The change will also embrace other necessary modernisation on the ICT front "There's a lot of [Windows] XP out there, so we have to go through an upgrade process regardless." Some teams in the constituent departments are already using Windows 7, he says; the former Ministry of Economic Development is probably furthest advanced in that respect.
Will the combined agencies adopt one agency's existing processes and technology in areas where this is clearly best practice, as the ANZ Bank largely adopted the National Bank's way of doing things in its merger ?
"We're still working our way through that, but I think it's fair to say some systems are more current and more appropriate and fit for purpose [than others]. After doing some analysis, we'll make our decision about the platform we move to and that the others will fold into or migrate towards. All agencies will move to Windows 7 on the desktop "and we're dealing with security issues and compliance issues that were on the table a while ago."
He sees, not surprisingly, potential synergies between the work of the constituent agencies. "In some respects I'm still trying to work through what those might be as I try and get an assessment on what the four foundation agencies delivered in their current forms, then look towards opportunities of either refresh or upgrades.
"But certainly there's a lot of duplication out there, even in simple things like telephony systems," Shera says. "The opportunity to provide an application like Lync desktop-to-desktop unified communications, where we bring together desktop videoconferencing from an internal perspective, will be quite exciting.
"Today we run a number of separate call-centre operations.
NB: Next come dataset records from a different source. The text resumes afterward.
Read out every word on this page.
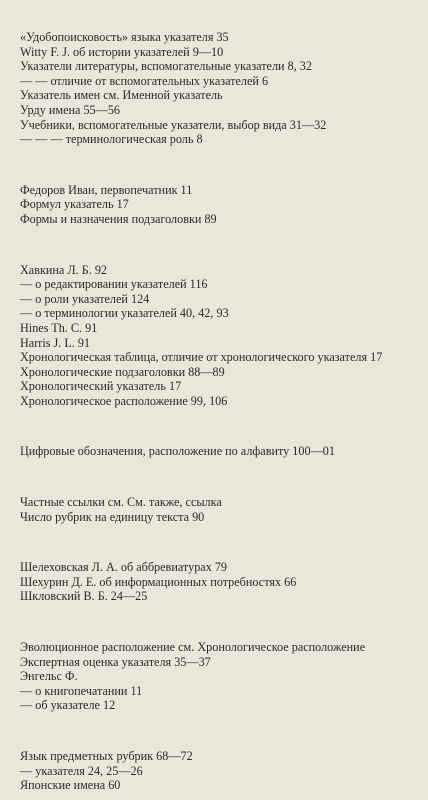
«Удобопоисковость» языка указателя 35
Witty F. J. об истории указателей 9—10
Указатели литературы, вспомогательные указатели 8, 32
— — отличие от вспомогательных указателей 6
Указатель имен см. Именной указатель
Урду имена 55—56
Учебники, вспомогательные указатели, выбор вида 31—32
— — — терминологическая роль 8
Федоров Иван, первопечатник 11
Формул указатель 17
Формы и назначения подзаголовки 89
Хавкина Л. Б. 92
— о редактировании указателей 116
— о роли указателей 124
— о терминологии указателей 40, 42, 93
Hines Th. C. 91
Harris J. L. 91
Хронологическая таблица, отличие от хронологического указателя 17
Хронологические подзаголовки 88—89
Хронологический указатель 17
Хронологическое расположение 99, 106
Цифровые обозначения, расположение по алфавиту 100—01
Частные ссылки см. См. также, ссылка
Число рубрик на единицу текста 90
Шелеховская Л. А. об аббревиатурах 79
Шехурин Д. Е. об информационных потребностях 66
Шкловский В. Б. 24—25
Эволюционное расположение см. Хронологическое расположение
Экспертная оценка указателя 35—37
Энгельс Ф.
— о книгопечатании 11
— об указателе 12
Язык предметных рубрик 68—72
— указателя 24, 25—26
Японские имена 60
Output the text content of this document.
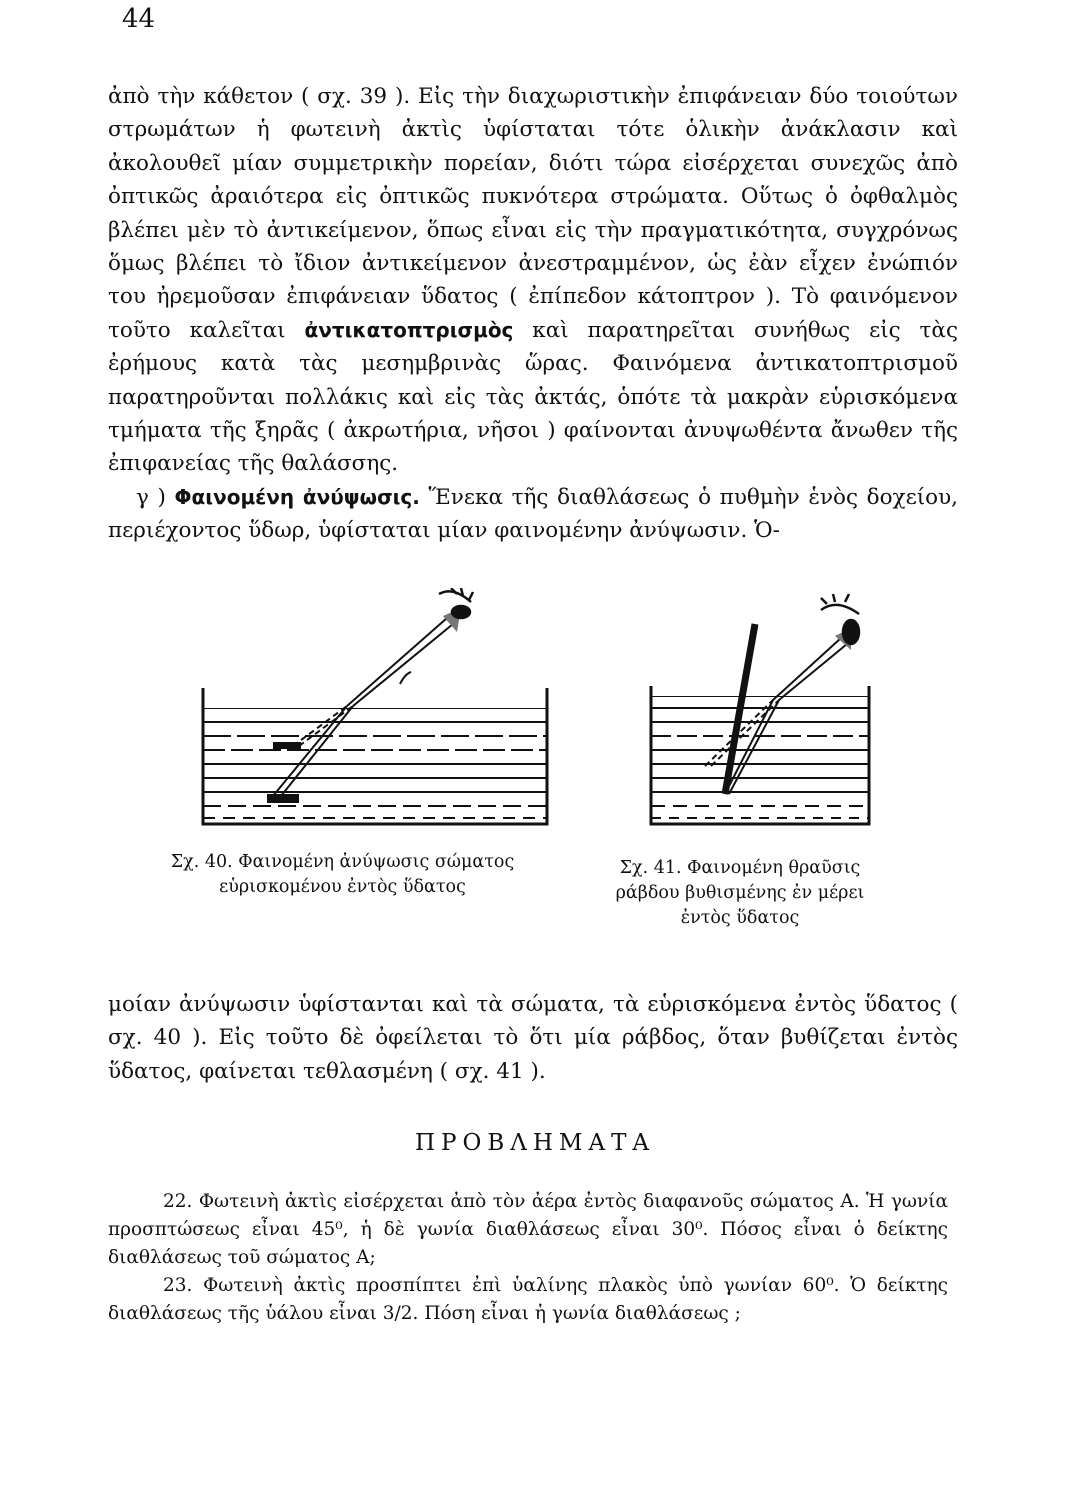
44

ἀπὸ τὴν κάθετον ( σχ. 39 ). Εἰς τὴν διαχωριστικὴν ἐπιφάνειαν δύο τοιούτων στρωμάτων ἡ φωτεινὴ ἀκτὶς ὑφίσταται τότε ὁλικὴν ἀνάκλασιν καὶ ἀκολουθεῖ μίαν συμμετρικὴν πορείαν, διότι τώρα εἰσέρχεται συνεχῶς ἀπὸ ὀπτικῶς ἀραιότερα εἰς ὀπτικῶς πυκνότερα στρώματα. Οὕτως ὁ ὀφθαλμὸς βλέπει μὲν τὸ ἀντικείμενον, ὅπως εἶναι εἰς τὴν πραγματικότητα, συγχρόνως ὅμως βλέπει τὸ ἴδιον ἀντικείμενον ἀνεστραμμένον, ὡς ἐὰν εἶχεν ἐνώπιόν του ἠρεμοῦσαν ἐπιφάνειαν ὕδατος ( ἐπίπεδον κάτοπτρον ). Τὸ φαινόμενον τοῦτο καλεῖται ἀντικατοπτρισμὸς καὶ παρατηρεῖται συνήθως εἰς τὰς ἐρήμους κατὰ τὰς μεσημβρινὰς ὥρας. Φαινόμενα ἀντικατοπτρισμοῦ παρατηροῦνται πολλάκις καὶ εἰς τὰς ἀκτάς, ὁπότε τὰ μακρὰν εὑρισκόμενα τμήματα τῆς ξηρᾶς ( ἀκρωτήρια, νῆσοι ) φαίνονται ἀνυψωθέντα ἄνωθεν τῆς ἐπιφανείας τῆς θαλάσσης.

γ ) Φαινομένη ἀνύψωσις. Ἕνεκα τῆς διαθλάσεως ὁ πυθμὴν ἑνὸς δοχείου, περιέχοντος ὕδωρ, ὑφίσταται μίαν φαινομένην ἀνύψωσιν. Ὁ-

Σχ. 40. Φαινομένη ἀνύψωσις σώματος εὑρισκομένου ἐντὸς ὕδατος
Σχ. 41. Φαινομένη θραῦσις ράβδου βυθισμένης ἐν μέρει ἐντὸς ὕδατος

μοίαν ἀνύψωσιν ὑφίστανται καὶ τὰ σώματα, τὰ εὑρισκόμενα ἐντὸς ὕδατος ( σχ. 40 ). Εἰς τοῦτο δὲ ὀφείλεται τὸ ὅτι μία ράβδος, ὅταν βυθίζεται ἐντὸς ὕδατος, φαίνεται τεθλασμένη ( σχ. 41 ).

ΠΡΟΒΛΗΜΑΤΑ
22. Φωτεινὴ ἀκτὶς εἰσέρχεται ἀπὸ τὸν ἀέρα ἐντὸς διαφανοῦς σώματος Α. Ἡ γωνία προσπτώσεως εἶναι 45⁰, ἡ δὲ γωνία διαθλάσεως εἶναι 30⁰. Πόσος εἶναι ὁ δείκτης διαθλάσεως τοῦ σώματος Α;
23. Φωτεινὴ ἀκτὶς προσπίπτει ἐπὶ ὑαλίνης πλακὸς ὑπὸ γωνίαν 60⁰. Ὁ δείκτης διαθλάσεως τῆς ὑάλου εἶναι 3/2. Πόση εἶναι ἡ γωνία διαθλάσεως ;
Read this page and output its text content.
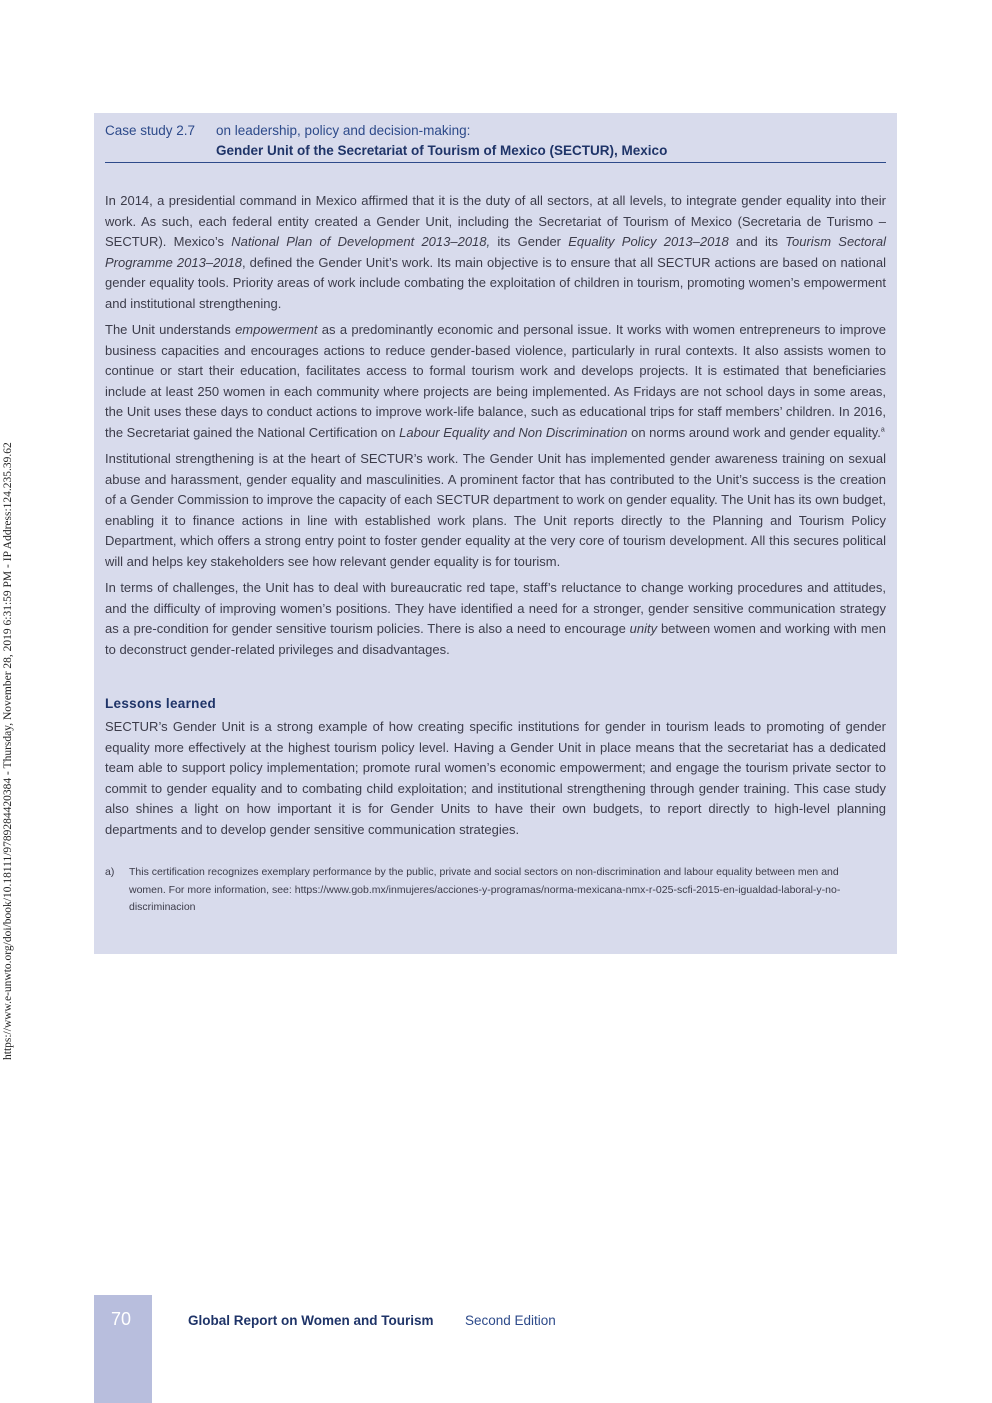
https://www.e-unwto.org/doi/book/10.18111/9789284420384 - Thursday, November 28, 2019 6:31:59 PM - IP Address:124.235.39.62
Case study 2.7	on leadership, policy and decision-making:
Gender Unit of the Secretariat of Tourism of Mexico (SECTUR), Mexico

In 2014, a presidential command in Mexico affirmed that it is the duty of all sectors, at all levels, to integrate gender equality into their work. As such, each federal entity created a Gender Unit, including the Secretariat of Tourism of Mexico (Secretaria de Turismo – SECTUR). Mexico’s National Plan of Development 2013–2018, its Gender Equality Policy 2013–2018 and its Tourism Sectoral Programme 2013–2018, defined the Gender Unit’s work. Its main objective is to ensure that all SECTUR actions are based on national gender equality tools. Priority areas of work include combating the exploitation of children in tourism, promoting women’s empowerment and institutional strengthening.

The Unit understands empowerment as a predominantly economic and personal issue. It works with women entrepreneurs to improve business capacities and encourages actions to reduce gender-based violence, particularly in rural contexts. It also assists women to continue or start their education, facilitates access to formal tourism work and develops projects. It is estimated that beneficiaries include at least 250 women in each community where projects are being implemented. As Fridays are not school days in some areas, the Unit uses these days to conduct actions to improve work-life balance, such as educational trips for staff members’ children. In 2016, the Secretariat gained the National Certification on Labour Equality and Non Discrimination on norms around work and gender equality.$^a$

Institutional strengthening is at the heart of SECTUR’s work. The Gender Unit has implemented gender awareness training on sexual abuse and harassment, gender equality and masculinities. A prominent factor that has contributed to the Unit’s success is the creation of a Gender Commission to improve the capacity of each SECTUR department to work on gender equality. The Unit has its own budget, enabling it to finance actions in line with established work plans. The Unit reports directly to the Planning and Tourism Policy Department, which offers a strong entry point to foster gender equality at the very core of tourism development. All this secures political will and helps key stakeholders see how relevant gender equality is for tourism.

In terms of challenges, the Unit has to deal with bureaucratic red tape, staff’s reluctance to change working procedures and attitudes, and the difficulty of improving women’s positions. They have identified a need for a stronger, gender sensitive communication strategy as a pre-condition for gender sensitive tourism policies. There is also a need to encourage unity between women and working with men to deconstruct gender-related privileges and disadvantages.

Lessons learned

SECTUR’s Gender Unit is a strong example of how creating specific institutions for gender in tourism leads to promoting of gender equality more effectively at the highest tourism policy level. Having a Gender Unit in place means that the secretariat has a dedicated team able to support policy implementation; promote rural women’s economic empowerment; and engage the tourism private sector to commit to gender equality and to combating child exploitation; and institutional strengthening through gender training. This case study also shines a light on how important it is for Gender Units to have their own budgets, to report directly to high-level planning departments and to develop gender sensitive communication strategies.

a)	This certification recognizes exemplary performance by the public, private and social sectors on non-discrimination and labour equality between men and women. For more information, see: https://www.gob.mx/inmujeres/acciones-y-programas/norma-mexicana-nmx-r-025-scfi-2015-en-igualdad-laboral-y-no-discriminacion
70	Global Report on Women and Tourism Second Edition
There are bound to be some synergies as they come together, from sharing premises and sharing systems and delivering a more effective service," he says,
Shera has spent more than a decade of his recent career in private industry, with EDS, HP and Datacom, but he came into EDS from Government Computing Services in 1999, and has an extensive background in public-sector computing too.
The beginning of his management career, he says, was managing the Wanganui law-enforcement computer centre at the time the development of new planned police system, Incis, had to be terminated.
"Then EDS came along and we shut the Wanganui Computer Centre down and relocated people and teams. I came down to Wellington and got to be part of the EDS team integrating the Databank organisation." Then as EDS "grew and grew", he played a role in a number of major integrations with that company. "Big integration projects and big complex technology solutions have been at the core of my career over the years.